Tuesday, November 10, 2015

Happening this week: Thai food fest at Marco Polo Ortigas


MANILA – Craving for authentic Thai food? You’re in luck because this week, Marco Polo Ortigas Manila is holding a festival highlighting the flavors of this Southeast Asian country.

Expect to see the signature dishes of Thailand along with other international offerings at the buffet spread of Cucina, Marco Polo’s all-day dining restaurant until November 15.

For both lunch and dinner, Cucina’s live stations will feature familiar favorites such as Tom Yum Goong, Pad Thai, Goong Sarong and Som Tam, among others, as part of Marco Polo’s “Flavors of Thailand” promotion.

Prices start at P1,850 net per person.

“Thai cuisine is indeed a harmony in every detail. It places emphasis on simple dishes with strong and aromatic flavor accents which makes it unique from all other cuisines in the world,” said Mirko de Giorgi, the hotel’s food and beverage director.

Marco Polo has flown in two Thai guest chefs from Bangkok for the week-long culinary festival, a first for the hotel.

Chefs Sunisa Nualthongkaew and Watcharavee Rujechotiphat will hold cooking sessions on November 14 at Marco Polo’s Vu’s Sky Bar and Lounge at P3,000 net per person. The amount includes a cooking lesson, a Thai home cook beginner’s kit and a single buffet pass at Cucina.


While it is known for its high spice levels, Thai cuisine also features different kinds of refreshing salads, savory entrees and delectable desserts. A key principle here is balance – between heat and cold, sweet and spicy, sweet and sour, and salty and bitter.

Prior to Marco Polo’s Flavours of Thailand promotion, several other hotels in Metro Manila have held food festivals promoting the Southeast Asian country’s diverse cuisine.


To those who want to enjoy Thai food in the comfort of their own homes, Marco Polo provided a recipe for Pad Thai Goong, a stir-fried rice noodle dish.

Pad Thai Goong

Ingredients:

Rice noodles, 300 grams
Vegetable oil, 4 tablespoons
Medium fresh prawns (cleaned), 20 pieces
Firm tofu (cut into small pieces), 100 grams
Shallots (thinly sliced), 3 pieces
Dried shrimp (soaked in warm water), 50 grams
Sweet pickled radish/turnip (chopped), 50 grams
Dried ground red chili peppers, 2 teaspoons
Large eggs, 3 pieces
Bean sprouts, 150 grams
Garlic chives (cut into 1-inch lengths), 50 grams
Pad Thai sauce, 10 tablespoons
Peanuts (roasted and crushed), 4 tablespoons
Lime (cut into wedges), 4 pieces

Procedure:

1. Soak the rice noodles in cool or lukewarm water for at least 40 minutes, until the noodles are limp but still firm to touch. When the noodles have softened, drain and set aside.

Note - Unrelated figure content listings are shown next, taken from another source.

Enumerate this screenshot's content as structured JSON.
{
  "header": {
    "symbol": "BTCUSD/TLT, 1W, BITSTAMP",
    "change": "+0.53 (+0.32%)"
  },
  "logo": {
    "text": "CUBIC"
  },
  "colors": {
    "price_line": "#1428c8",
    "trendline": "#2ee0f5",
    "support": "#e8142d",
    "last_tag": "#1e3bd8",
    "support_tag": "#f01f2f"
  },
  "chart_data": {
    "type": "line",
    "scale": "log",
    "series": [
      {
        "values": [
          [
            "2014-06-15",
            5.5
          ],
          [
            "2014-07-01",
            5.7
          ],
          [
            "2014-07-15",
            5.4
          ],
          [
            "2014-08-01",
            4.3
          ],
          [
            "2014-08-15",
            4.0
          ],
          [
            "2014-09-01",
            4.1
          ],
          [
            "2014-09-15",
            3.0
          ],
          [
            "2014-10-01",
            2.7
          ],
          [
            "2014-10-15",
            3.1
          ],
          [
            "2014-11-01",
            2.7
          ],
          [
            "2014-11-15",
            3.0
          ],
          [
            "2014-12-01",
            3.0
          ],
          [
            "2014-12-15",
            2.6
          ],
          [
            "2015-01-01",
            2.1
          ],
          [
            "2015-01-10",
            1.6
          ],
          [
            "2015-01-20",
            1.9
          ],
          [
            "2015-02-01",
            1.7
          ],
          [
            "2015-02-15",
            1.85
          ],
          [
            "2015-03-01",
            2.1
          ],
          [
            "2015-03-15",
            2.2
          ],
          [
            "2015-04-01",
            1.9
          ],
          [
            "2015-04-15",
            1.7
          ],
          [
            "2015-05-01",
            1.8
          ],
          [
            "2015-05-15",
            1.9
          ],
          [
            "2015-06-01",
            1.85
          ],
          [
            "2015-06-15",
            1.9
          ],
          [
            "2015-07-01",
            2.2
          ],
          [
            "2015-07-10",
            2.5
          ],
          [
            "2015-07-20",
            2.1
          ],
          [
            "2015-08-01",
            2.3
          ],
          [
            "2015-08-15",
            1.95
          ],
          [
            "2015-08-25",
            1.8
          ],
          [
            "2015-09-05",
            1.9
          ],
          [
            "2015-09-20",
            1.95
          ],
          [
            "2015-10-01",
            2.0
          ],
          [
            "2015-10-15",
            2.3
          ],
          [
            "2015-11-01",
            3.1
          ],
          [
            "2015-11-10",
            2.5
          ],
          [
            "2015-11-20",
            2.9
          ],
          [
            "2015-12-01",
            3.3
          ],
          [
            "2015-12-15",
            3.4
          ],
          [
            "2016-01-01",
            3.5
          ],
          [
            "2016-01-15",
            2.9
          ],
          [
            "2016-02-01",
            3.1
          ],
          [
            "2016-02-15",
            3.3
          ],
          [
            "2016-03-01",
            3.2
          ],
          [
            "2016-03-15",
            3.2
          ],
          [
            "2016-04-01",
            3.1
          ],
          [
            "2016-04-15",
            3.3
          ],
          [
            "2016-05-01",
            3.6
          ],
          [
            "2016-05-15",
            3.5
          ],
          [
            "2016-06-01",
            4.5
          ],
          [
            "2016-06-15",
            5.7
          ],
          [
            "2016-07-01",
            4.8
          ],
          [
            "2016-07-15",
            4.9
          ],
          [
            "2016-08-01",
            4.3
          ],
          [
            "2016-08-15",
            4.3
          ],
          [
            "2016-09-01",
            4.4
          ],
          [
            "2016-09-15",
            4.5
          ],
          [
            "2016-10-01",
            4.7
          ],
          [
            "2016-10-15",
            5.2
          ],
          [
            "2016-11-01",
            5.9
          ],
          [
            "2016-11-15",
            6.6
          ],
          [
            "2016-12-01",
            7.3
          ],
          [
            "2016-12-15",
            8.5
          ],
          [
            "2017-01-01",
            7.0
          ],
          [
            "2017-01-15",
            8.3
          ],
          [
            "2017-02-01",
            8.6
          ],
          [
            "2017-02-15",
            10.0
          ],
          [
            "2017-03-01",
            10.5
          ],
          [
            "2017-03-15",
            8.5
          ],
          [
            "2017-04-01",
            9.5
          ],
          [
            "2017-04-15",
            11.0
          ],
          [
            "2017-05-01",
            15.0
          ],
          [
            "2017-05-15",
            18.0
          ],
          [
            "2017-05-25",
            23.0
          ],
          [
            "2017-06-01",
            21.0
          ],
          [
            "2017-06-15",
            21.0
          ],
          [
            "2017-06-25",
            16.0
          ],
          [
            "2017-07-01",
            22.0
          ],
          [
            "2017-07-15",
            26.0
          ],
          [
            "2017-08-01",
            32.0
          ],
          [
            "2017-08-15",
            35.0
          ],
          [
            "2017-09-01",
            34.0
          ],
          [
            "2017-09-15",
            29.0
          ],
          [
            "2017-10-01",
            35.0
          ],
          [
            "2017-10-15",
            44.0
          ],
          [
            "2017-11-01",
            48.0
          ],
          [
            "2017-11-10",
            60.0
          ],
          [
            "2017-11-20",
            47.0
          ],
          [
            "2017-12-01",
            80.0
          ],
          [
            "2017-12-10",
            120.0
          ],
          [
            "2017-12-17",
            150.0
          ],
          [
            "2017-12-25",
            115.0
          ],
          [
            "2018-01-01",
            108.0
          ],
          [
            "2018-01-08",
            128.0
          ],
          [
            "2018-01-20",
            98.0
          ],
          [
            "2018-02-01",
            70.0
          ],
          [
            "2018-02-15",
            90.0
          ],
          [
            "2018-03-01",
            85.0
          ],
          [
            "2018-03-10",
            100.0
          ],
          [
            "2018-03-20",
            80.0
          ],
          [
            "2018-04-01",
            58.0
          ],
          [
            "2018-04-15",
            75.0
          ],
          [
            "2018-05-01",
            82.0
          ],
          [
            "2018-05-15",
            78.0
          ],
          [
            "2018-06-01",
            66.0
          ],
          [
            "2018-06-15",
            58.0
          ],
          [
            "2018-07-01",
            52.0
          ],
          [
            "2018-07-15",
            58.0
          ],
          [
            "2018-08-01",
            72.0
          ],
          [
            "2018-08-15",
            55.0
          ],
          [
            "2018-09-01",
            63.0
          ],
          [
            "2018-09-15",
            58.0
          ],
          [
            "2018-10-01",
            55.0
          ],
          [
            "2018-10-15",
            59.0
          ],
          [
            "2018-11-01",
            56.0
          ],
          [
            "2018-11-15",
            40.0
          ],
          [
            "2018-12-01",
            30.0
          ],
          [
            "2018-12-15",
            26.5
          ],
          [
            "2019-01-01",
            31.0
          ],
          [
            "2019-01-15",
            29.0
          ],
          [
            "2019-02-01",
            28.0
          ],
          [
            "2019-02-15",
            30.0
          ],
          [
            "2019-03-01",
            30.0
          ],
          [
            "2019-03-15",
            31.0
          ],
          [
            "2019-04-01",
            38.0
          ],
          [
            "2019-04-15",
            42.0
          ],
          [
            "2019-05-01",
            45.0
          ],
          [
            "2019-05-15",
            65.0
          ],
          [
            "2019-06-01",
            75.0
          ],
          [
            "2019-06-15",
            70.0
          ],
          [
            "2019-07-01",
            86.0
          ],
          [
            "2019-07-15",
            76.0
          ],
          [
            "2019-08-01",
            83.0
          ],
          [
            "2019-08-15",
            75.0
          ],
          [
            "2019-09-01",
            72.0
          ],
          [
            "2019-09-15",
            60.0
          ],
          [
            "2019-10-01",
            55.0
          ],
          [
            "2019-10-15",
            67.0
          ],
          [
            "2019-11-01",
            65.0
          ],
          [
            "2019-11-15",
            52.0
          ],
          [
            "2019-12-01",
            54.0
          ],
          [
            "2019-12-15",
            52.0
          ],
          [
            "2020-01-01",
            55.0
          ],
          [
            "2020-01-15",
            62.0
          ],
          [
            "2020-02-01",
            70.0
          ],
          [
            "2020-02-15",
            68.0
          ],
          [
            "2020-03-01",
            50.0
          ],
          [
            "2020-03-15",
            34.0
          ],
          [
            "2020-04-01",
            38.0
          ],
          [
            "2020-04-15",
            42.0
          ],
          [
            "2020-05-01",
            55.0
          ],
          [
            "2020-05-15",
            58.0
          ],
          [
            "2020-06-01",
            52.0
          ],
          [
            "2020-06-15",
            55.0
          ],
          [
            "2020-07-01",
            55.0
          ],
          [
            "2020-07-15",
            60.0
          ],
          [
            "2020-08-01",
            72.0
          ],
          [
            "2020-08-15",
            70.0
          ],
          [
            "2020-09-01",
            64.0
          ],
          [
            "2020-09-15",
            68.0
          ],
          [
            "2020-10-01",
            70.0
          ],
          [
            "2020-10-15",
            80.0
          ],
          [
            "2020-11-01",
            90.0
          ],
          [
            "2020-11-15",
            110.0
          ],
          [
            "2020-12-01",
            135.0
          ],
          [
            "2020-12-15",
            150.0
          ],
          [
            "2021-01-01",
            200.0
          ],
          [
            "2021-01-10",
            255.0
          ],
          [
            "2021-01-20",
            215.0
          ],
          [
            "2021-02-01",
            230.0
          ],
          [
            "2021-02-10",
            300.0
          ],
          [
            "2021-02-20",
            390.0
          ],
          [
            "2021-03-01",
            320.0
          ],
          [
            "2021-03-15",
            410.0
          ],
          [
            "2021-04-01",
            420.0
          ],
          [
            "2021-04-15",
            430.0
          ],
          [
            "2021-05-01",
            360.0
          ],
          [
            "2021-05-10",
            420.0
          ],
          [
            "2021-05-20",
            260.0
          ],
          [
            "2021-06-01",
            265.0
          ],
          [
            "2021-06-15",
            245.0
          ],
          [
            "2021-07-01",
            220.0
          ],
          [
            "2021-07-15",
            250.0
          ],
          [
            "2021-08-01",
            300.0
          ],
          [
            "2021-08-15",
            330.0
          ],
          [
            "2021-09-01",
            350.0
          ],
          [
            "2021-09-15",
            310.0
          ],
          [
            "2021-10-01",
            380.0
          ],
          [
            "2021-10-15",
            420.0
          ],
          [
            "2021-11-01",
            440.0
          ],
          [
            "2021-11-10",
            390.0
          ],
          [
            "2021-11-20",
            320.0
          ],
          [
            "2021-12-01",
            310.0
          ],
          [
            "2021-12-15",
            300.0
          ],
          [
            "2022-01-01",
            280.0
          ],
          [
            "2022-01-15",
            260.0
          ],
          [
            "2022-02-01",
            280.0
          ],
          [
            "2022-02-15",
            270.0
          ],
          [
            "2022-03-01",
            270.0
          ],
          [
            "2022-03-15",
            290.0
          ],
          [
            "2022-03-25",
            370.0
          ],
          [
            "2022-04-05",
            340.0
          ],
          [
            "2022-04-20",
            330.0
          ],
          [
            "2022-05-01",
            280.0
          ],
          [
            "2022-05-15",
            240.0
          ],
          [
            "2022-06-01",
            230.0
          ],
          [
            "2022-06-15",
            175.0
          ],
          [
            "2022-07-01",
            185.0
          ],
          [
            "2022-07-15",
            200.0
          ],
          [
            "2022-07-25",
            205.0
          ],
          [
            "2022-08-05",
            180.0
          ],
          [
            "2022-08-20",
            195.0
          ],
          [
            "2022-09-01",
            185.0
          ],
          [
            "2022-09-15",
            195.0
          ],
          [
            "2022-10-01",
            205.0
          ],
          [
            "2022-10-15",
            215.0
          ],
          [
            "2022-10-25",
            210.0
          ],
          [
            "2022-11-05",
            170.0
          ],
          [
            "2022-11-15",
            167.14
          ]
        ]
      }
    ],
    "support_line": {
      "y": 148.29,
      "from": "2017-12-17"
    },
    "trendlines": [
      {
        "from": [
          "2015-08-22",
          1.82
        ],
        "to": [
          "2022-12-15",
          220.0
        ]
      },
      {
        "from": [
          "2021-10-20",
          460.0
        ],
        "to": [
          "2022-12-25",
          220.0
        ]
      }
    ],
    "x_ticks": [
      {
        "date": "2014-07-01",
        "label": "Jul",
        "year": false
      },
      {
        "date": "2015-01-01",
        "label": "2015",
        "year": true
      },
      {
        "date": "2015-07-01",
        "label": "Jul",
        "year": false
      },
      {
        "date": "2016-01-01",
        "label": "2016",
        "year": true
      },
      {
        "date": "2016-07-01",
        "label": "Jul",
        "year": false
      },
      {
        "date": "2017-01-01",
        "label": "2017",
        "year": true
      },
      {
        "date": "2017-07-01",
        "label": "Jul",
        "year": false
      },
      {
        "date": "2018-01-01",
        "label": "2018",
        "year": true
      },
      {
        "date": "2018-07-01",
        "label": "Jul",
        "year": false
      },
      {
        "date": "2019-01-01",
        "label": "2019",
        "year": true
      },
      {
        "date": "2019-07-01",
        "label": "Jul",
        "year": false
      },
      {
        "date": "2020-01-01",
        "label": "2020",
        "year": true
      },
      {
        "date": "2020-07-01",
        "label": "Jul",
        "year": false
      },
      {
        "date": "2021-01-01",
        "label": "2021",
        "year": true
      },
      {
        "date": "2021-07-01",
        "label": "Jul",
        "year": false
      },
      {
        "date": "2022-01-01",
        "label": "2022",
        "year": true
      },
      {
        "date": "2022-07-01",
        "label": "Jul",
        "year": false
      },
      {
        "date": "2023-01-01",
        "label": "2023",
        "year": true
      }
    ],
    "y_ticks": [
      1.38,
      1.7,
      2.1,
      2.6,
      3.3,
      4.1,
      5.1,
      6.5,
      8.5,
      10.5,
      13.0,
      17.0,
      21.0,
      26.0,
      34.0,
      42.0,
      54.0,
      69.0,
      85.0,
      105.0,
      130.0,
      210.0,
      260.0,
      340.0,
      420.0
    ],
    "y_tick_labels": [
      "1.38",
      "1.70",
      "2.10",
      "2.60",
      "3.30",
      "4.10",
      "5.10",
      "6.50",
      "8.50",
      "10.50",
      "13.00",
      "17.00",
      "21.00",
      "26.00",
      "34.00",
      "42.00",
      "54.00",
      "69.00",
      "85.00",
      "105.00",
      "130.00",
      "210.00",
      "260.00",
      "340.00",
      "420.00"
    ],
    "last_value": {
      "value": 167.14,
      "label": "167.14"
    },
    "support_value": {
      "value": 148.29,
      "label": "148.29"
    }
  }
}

2. Heat a large wok over high heat and add vegetable oil. Add prawns and cook until almost cooked through. Remove from wok and set aside.

3. Add vegetable oil to the wok, and let the wok heat up again. Add the tofu and stir-fry until golden brown. Add shallots, dried shrimp and sweetened radish. Mix well and stir until shallots are cooked.

4. Add the noodles and combine with other ingredients. Stir-fry for 1 to 2 minutes until softened. Push up along one side of the wok. Add a teaspoon of oil and cook to set. Cut eggs into small chunks with a spatula and toss with the noodles.

5. Add the prepared Pad Thai sauce and stir well to coat noodles. If noodles are too firm for your liking, sprinkle 1 to 2 tablespoons of water. Taste and adjust flavors as desired.

6. When the noodles are cooked to your liking, toss in the bean sprouts and garlic chives. Add the prawns and stir well. Transfer to serving plate.

7. Garnish with lime, bean sprouts, scallions, dried ground chilies and chopped peanuts.

Marco Polo’s Flavours of Thailand promotion is in partnership with Thai Airways.